Быстро густели ясные осенние сумерки. Парень с резким, будто обтрепанным долгим ненастьем лицом сидел в бане у печи на табуреточке. Над столом горела самодельная лампа с абажуром из жестяной банки. Занозистая брусовая стена напротив была завешена картой Красноярского края (когда-то Парень работал в школьной мастерской). На карте четко, увеличенно и чуть перекошенно отпечатывались силуэты печки, сутуло замершего Парня, его бородатой головы, кочережки в крупной руке. Парень открыл печку, там на россыпи переливающихся углей лежала прозрачно-красная плитка, чуть рассеченная трещинами, – бывший обрезок доски, полчаса назад выкинутый им в печку. Парень разбил его на огненные кубики, разровнял кочережкой, глядя, как ветром из поддувала взмывает золотые искры, и не вставая задвинул вьюшку кочергой. На стене четко вырисовывался силуэт печки с ручкой-грибком от дверцы и текущие из-под этой дверцы струи тепла, густые, плотные, как вода.

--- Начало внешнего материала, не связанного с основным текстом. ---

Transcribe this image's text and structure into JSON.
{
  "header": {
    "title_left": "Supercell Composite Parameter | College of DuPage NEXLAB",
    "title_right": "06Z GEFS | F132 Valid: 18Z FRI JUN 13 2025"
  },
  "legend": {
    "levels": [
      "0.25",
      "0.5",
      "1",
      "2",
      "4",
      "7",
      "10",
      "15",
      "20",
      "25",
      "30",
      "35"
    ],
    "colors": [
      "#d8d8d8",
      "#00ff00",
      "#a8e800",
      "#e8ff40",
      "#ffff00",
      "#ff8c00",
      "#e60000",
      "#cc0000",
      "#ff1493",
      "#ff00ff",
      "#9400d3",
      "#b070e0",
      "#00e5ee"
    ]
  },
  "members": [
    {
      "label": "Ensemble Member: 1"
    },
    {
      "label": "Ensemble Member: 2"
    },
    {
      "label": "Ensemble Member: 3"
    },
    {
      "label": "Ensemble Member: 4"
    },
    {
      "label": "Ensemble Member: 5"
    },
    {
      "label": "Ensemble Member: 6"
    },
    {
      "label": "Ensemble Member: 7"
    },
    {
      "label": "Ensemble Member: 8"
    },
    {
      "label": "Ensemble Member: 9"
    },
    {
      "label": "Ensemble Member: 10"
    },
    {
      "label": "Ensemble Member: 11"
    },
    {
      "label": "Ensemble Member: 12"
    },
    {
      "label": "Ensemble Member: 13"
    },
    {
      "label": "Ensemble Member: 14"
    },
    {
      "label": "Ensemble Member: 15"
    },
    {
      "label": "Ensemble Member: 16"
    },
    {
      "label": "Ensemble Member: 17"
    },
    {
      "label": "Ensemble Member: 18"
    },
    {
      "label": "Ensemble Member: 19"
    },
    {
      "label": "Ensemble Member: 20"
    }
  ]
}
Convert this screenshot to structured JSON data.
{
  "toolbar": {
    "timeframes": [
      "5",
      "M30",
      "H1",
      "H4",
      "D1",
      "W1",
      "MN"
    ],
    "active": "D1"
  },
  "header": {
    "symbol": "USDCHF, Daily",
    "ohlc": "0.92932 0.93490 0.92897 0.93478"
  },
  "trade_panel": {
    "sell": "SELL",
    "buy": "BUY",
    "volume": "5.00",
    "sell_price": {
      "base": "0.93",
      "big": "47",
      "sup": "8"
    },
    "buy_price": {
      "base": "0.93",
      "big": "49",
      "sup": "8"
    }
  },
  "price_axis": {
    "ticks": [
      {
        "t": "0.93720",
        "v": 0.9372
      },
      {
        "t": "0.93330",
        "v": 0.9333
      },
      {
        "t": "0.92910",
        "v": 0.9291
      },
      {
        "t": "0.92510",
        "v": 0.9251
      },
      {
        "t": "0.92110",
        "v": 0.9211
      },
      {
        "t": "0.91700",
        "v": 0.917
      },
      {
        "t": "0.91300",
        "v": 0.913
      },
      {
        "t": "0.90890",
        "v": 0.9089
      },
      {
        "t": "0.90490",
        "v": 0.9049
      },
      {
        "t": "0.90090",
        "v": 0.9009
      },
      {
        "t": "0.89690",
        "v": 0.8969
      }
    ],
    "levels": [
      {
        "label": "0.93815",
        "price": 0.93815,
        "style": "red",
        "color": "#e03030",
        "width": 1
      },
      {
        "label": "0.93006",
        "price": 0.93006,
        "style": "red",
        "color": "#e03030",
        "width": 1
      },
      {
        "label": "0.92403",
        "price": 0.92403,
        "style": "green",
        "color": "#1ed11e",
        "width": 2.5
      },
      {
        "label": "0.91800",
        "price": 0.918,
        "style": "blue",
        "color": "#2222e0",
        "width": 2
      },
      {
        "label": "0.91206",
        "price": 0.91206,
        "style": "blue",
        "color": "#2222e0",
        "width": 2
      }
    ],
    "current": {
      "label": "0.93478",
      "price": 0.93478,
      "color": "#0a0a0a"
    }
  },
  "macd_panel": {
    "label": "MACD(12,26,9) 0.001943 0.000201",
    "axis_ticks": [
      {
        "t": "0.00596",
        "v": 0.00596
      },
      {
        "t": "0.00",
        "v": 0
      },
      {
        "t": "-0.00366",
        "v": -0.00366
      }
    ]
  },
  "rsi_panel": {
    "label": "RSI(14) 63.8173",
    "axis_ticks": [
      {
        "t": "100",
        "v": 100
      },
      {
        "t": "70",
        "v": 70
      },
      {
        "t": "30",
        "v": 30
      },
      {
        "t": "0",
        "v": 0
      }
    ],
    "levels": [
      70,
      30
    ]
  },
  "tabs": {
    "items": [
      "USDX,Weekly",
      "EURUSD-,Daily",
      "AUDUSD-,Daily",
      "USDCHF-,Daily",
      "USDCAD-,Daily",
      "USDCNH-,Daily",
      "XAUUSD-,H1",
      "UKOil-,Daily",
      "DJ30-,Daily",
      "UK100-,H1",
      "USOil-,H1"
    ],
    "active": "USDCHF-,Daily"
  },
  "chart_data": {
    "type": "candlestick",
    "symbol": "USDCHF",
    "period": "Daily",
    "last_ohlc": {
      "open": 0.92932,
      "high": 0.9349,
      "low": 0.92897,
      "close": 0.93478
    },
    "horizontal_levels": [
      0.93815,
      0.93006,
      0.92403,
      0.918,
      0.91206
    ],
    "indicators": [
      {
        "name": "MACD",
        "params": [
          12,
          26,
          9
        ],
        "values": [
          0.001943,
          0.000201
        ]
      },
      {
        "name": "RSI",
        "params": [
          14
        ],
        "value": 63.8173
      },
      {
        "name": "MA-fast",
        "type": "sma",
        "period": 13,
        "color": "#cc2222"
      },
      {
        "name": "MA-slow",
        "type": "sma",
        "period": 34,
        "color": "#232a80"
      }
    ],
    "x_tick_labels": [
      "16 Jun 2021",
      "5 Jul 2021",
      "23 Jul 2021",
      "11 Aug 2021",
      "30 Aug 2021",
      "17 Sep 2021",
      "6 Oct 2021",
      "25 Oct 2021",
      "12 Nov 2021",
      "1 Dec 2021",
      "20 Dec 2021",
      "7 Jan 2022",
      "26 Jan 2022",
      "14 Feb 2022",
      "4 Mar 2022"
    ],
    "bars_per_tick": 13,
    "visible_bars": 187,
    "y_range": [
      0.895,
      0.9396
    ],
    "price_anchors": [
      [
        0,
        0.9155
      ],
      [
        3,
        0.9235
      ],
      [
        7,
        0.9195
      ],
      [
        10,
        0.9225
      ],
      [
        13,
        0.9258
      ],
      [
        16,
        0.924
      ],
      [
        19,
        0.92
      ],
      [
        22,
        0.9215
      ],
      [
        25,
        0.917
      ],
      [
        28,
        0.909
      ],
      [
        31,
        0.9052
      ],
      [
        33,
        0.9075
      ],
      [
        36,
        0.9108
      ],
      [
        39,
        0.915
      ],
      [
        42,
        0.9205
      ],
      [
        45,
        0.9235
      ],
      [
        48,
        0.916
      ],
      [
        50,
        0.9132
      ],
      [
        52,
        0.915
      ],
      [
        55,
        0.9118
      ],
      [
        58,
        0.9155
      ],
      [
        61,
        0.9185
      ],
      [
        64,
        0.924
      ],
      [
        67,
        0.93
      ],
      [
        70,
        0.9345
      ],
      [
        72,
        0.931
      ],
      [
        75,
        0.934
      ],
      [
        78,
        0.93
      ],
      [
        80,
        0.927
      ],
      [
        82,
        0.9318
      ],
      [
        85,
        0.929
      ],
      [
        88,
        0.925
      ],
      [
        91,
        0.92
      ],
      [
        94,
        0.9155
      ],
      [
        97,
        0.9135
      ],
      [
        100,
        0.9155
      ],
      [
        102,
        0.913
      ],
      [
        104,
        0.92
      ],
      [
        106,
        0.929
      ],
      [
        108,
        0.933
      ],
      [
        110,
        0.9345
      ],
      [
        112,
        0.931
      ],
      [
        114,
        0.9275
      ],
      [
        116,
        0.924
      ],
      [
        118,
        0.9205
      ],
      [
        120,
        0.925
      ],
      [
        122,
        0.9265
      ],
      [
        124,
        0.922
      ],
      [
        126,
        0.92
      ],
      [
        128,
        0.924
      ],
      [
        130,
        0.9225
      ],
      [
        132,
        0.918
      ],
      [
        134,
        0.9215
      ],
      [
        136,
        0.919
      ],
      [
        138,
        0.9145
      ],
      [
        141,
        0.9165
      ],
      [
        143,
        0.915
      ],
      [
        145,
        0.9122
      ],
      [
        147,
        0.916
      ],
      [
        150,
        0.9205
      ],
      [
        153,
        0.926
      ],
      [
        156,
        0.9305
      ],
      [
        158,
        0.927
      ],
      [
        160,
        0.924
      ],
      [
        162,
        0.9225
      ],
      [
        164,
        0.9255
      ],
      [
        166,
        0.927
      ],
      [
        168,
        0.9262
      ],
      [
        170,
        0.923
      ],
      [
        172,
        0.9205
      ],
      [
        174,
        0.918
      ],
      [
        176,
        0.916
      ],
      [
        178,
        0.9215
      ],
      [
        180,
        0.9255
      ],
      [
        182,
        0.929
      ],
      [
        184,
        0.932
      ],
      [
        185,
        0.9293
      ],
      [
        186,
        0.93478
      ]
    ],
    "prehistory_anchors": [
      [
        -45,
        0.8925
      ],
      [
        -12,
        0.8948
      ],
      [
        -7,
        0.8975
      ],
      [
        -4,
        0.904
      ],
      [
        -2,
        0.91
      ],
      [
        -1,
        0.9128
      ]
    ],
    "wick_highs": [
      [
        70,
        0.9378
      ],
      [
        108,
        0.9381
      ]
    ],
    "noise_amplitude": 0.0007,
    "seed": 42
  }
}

Парень докурил, бросил окурок в банку, прибитую к стене, встал, взял с печки белое кедровое полено и начал щипать лучину.

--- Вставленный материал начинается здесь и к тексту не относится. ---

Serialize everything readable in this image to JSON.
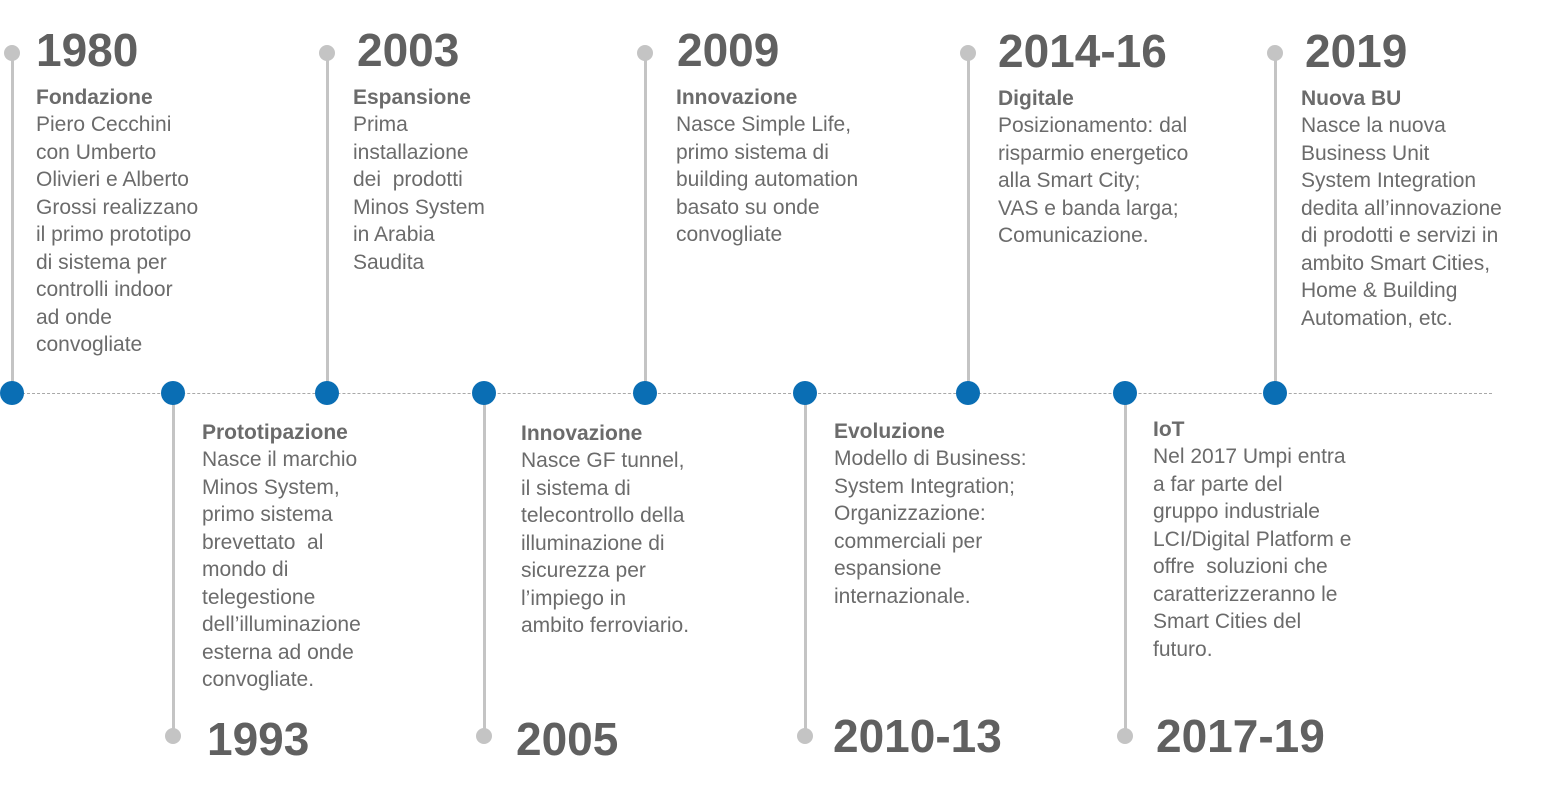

Щипалось отлично, будто сама отпадала под лезвием полоса сухой, как порох, древесины. На печке у Парня всегда лежали два-три таких прямослойных полена, которые он специально и долго выбирал. Через день-два полено еще не просыхало как следует, и первые слои отходили хорошо, а дальше от непросохшей сердцевины остро наносило скипидаром. Еще любил он заранее заложить в теплую печку чуть сыроватых дров, к примеру полу- или даже на четверть сырого листвячка, про который мать говорила: “Сахарные дрова. Жар дак жар”. Полежат они, прогреются от кирпича, и, если открыть дверцу, обдаст оттуда банным духом просыхающего дерева.
Парень поднялся, сдернул с вешалбов портянки: потарахтел и заглох мотоцикл.
Колонув в дверь, ввалился в куртке, шапке, сапогах Василий: “Ну чё!” – “Прем!” – бодро откликнулся Парень. “Давай, я пока до тешшы”. – “Ну как он?” – “Вроде оббыгался”. – “Ну дай Бог, дай
Бог, поезжайте”.
Парень не спеша шел вдоль берега, время от времени потягивая веревку и ощущая пружинистое натяжение невода. Задумчиво перемигивались бакена, тихо плескался Енисей у ног. Плескался, как близкое существо, как старший брат, с которого берут пример, по которому ровняют свою жизнь, как фронтонную доску, у которого учатся – кто одолевать хандру и хворь, а кто переносить, терпеть свои запои, как непогодь, и оживать, дышать, наполнять жилы студеным воздухом, плеском волн, звездным светом и идти дальше, дальше, дальше… И Парень шел, потрагивая Енисей веревкой и зная, что связан с ним этой веревкой навсегда.